Caragiulo encouraged presenting as few priorities as possible for maximum emphasis — and two of the six major priorities have drawn his ire. One, which Vice Mayor Willie Shaw proposed, endorses the repeal of Florida’s Stand Your Ground law, and the other, which Commissioner Susan Chapman proposed, would offer protection from lawsuits for members of neighborhood associations.
“One, I don’t agree with it in principle,” Caragiulo said. “Two, it’s sort of just distracting from things that are pressing for the city financially.”
Chapman said her priority — which would target strategic lawsuits against public participation, or SLAPP — stems from a 2006 case against the Bayou Oaks Neighborhood Association.
SLAPP cases, filed against those who petition the government or speak about a subject of the public interest, are often seen as jeopardizing free speech. Rather than bear the expenses of a legal defense, the defendant could cease his efforts regardless of whether the plaintiff is likely to win.
Anti-SLAPP legislation already offers protection from these lawsuits to homeowners association and condominium association members; Chapman wants to see that protection extended.

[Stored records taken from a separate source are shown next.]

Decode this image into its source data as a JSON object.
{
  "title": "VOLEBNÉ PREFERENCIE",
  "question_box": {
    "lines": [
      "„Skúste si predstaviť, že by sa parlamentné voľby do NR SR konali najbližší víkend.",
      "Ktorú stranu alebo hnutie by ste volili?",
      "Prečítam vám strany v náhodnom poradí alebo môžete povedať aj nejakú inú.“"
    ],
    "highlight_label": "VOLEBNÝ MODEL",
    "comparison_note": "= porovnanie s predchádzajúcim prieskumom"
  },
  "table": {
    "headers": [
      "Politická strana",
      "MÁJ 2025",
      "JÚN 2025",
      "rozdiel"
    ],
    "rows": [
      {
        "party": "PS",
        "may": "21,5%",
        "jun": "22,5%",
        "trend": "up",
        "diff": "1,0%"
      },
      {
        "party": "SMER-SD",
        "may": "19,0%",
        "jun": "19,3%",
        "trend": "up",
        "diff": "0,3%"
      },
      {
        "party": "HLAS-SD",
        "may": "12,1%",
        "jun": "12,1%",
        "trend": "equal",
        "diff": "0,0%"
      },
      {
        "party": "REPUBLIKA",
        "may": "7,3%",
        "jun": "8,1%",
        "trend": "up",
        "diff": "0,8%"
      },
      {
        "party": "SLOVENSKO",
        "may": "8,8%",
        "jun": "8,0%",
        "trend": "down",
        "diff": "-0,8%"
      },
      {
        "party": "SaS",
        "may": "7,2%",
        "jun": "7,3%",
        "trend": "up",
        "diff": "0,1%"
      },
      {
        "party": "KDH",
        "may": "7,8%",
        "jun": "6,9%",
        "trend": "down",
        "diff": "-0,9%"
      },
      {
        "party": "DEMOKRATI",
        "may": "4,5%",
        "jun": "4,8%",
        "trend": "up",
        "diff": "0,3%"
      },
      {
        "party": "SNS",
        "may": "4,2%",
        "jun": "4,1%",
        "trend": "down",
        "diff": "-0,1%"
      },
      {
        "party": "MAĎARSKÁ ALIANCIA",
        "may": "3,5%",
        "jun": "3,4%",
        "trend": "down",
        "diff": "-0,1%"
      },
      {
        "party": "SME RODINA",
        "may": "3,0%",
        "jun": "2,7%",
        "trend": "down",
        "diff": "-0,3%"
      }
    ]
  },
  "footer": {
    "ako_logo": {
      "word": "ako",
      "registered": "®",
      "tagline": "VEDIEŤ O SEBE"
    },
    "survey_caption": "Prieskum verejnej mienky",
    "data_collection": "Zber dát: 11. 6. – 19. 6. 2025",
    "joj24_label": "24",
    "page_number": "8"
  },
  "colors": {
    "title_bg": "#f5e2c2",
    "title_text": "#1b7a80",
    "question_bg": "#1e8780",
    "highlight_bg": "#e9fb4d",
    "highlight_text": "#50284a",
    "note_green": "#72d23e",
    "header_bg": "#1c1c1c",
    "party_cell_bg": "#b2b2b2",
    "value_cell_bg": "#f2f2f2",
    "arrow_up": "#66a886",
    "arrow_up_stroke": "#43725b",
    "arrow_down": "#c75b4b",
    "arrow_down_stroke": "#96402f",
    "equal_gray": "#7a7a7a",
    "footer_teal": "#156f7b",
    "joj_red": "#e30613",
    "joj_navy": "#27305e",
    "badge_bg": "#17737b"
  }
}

“If there had been anti-SLAPP legislation protecting neighborhoods, it would have been dismissed immediately,” Chapman said of the Bayou Oaks case. “Instead, it went on for two years.”
Chapman was not enthused by the fact that Caragiulo, far from passionate about the anti-SLAPP legislation, would be advocating for the cause in front of the legislative delegation. She disagreed with the extent to which his personal outlook seemed to be affecting how he was preparing to present the legislative priorities.
“I think he considers himself somehow the lobbyist for the city, but I don’t think he is,” Chapman said.
Caragiulo said a major reason he didn’t support the anti-SLAPP legislation as a major priority was because it wasn’t an issue already on the table among the state legislators.
“You’re asking, in essence, the legislators to draft a bill,” Caragiulo said. “That’s not normally the way it works.”
Caragiulo and Chapman do share some common ground, though: Both commissioners questioned the utility of Wednesday’s meeting. Caragiulo described the hearings as “pretty perfunctory” and said substantive conversation was infrequent. He said conducting more serious, effective dialogue with state politicians was an ongoing process.
Chapman said state legislators would be more motivated by appeals from their constituents than by the priorities of a single city commission.
“I’m a little skeptical about why even have legislative priorities; they consider us five citizens,” Chapman said. “They pat us on the head and do what they want.”
2014 Major Sarasota Legislative Priorities:
• Support legislation that provides comprehensive firefighter and police officer pension reform.
• Support state funding for homeless programs and aid groups that oversee them.
• Support the repeal of the Stand Your Ground statute.
• Support legislation that will extend anti-SLAPP protection to neighborhood associations.
• Oppose legislation that restricts or eliminates the city’s authority to levy or expand the communications services tax.
• Oppose legislation that would repeal the city’s authority to use red-light cameras.